Investors were also “duped” into believing the Public Property Syndication Association would provide protection and money raised from investors through public companies was loaned to private entities without any due diligence on the firms and their ability to repay the loans, it said.

Business Report earlier this month reported that the Hawks were investigating allegations of fraud committed by Sharemax and whether the company was operating a pyramid or Ponzi scheme. About 40 000 investors had financed about R4.5 billion in the various schemes promoted and marketed by Sharemax, which, if proven to be illegal and a pyramid scheme, will make it the largest fraud in South African history.

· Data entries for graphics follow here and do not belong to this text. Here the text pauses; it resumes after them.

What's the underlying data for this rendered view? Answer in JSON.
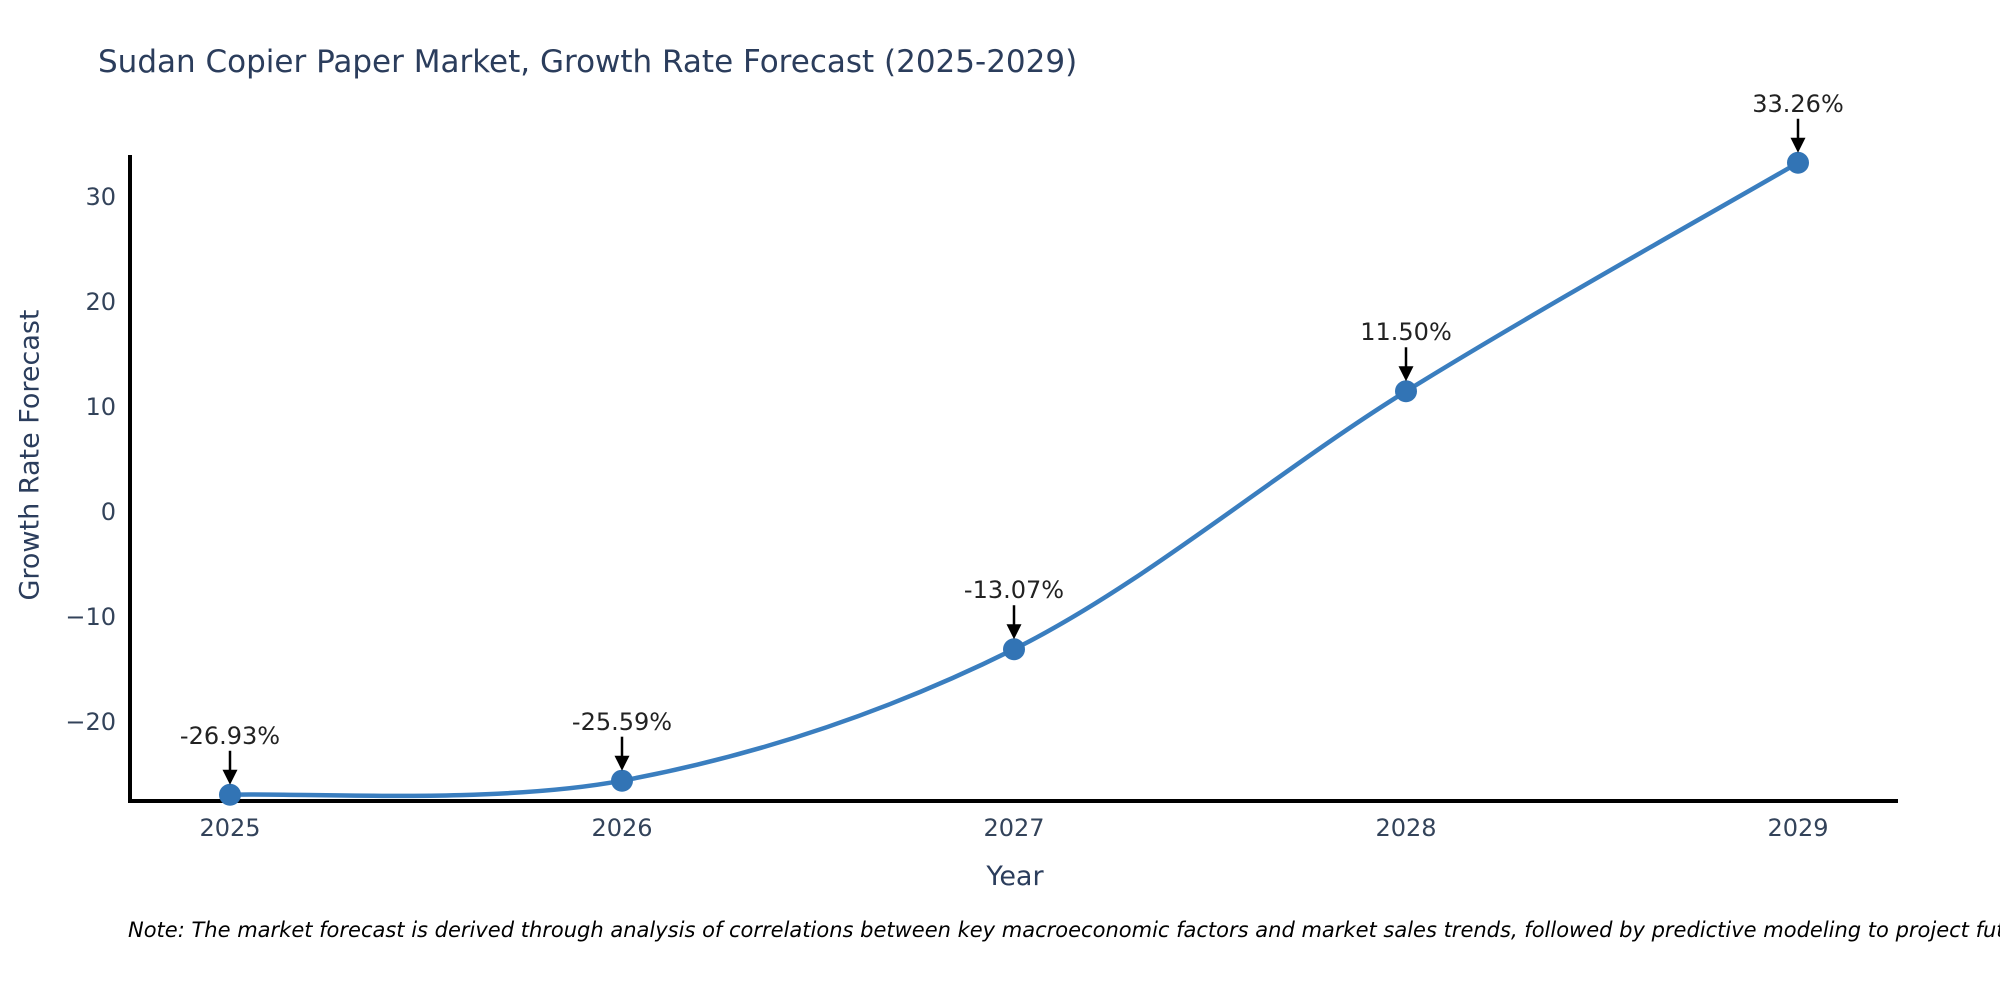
{
  "chart_data": {
    "type": "line",
    "title": "Sudan Copier Paper Market, Growth Rate Forecast (2025-2029)",
    "xlabel": "Year",
    "ylabel": "Growth Rate Forecast",
    "x": [
      2025,
      2026,
      2027,
      2028,
      2029
    ],
    "series": [
      {
        "name": "Growth Rate Forecast",
        "values": [
          -26.93,
          -25.59,
          -13.07,
          11.5,
          33.26
        ]
      }
    ],
    "point_labels": [
      "-26.93%",
      "-25.59%",
      "-13.07%",
      "11.50%",
      "33.26%"
    ],
    "x_tick_labels": [
      "2025",
      "2026",
      "2027",
      "2028",
      "2029"
    ],
    "y_ticks": [
      {
        "value": 30,
        "label": "30"
      },
      {
        "value": 20,
        "label": "20"
      },
      {
        "value": 10,
        "label": "10"
      },
      {
        "value": 0,
        "label": "0"
      },
      {
        "value": -10,
        "label": "−10"
      },
      {
        "value": -20,
        "label": "−20"
      }
    ],
    "ylim": [
      -27.6,
      33.9
    ],
    "xlim": [
      2024.74,
      2029.26
    ],
    "grid": false,
    "legend_position": "none",
    "line_shape": "spline",
    "colors": {
      "line": "#3a7ebf",
      "marker": "#3274b5",
      "axis": "#000000",
      "title_text": "#2b3d5c",
      "tick_text": "#33435a",
      "annotation_text": "#222222"
    },
    "note": "Note: The market forecast is derived through analysis of correlations between key macroeconomic factors and market sales trends, followed by predictive modeling to project future sales."
  }
}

Bam made the Sharemax comments at the launch of the Fais Ombud’s annual report on Friday when referring to a determination by her office to a complaint lodged by 70-year-old pensioner Elise Barnes against D Risk Financial Consultants and Deeb Risk.

Barnes invested R1.4 million in Zambezi Retail Park and R400 000 in The Villa on the basis of advice given by Risk, who was ordered by the Fais Ombud to pay Barnes R800 000 in respect of the Zambezi Retail Park investment, the maximum amount for which the Fais Ombud can issue determinations, and the full R400 000 for her investment in The Villa.

Bam said Barnes and several other investors were still waiting for their capital to be repaid.

After a High Court review application instituted by Risk was dismissed with costs, they had heard he had since lodged an appeal with the board of appeal of the Financial Services Board.

There was a substantial rise in the number of new complaints lodged with the Fais Ombud, and that fell within the office’s jurisdiction to 7 944 from 8 821 in the previous year, Bam said, adding that the amount of money it had put back in the hands of consumers increased by 26.8 percent to R44.1m from R34.7m in the previous year.

The past financial year had confirmed fears of “a rise in the number of consumers who put their hard-earned savings into black holes on the basis of lamentably bad advice wrapped in fancy presentations and accompanied by marketing material devoid of any fact, which could enable consumers to make informed decisions”.

She referred to criticism of her office, particularly for rewriting complaints and for not allowing live testimony of witnesses and cross examination of witnesses.

Bam said the courts had ruled that there was nothing unconstitutional or impermissible with the inquisitorial approach adopted by the Fais Ombud.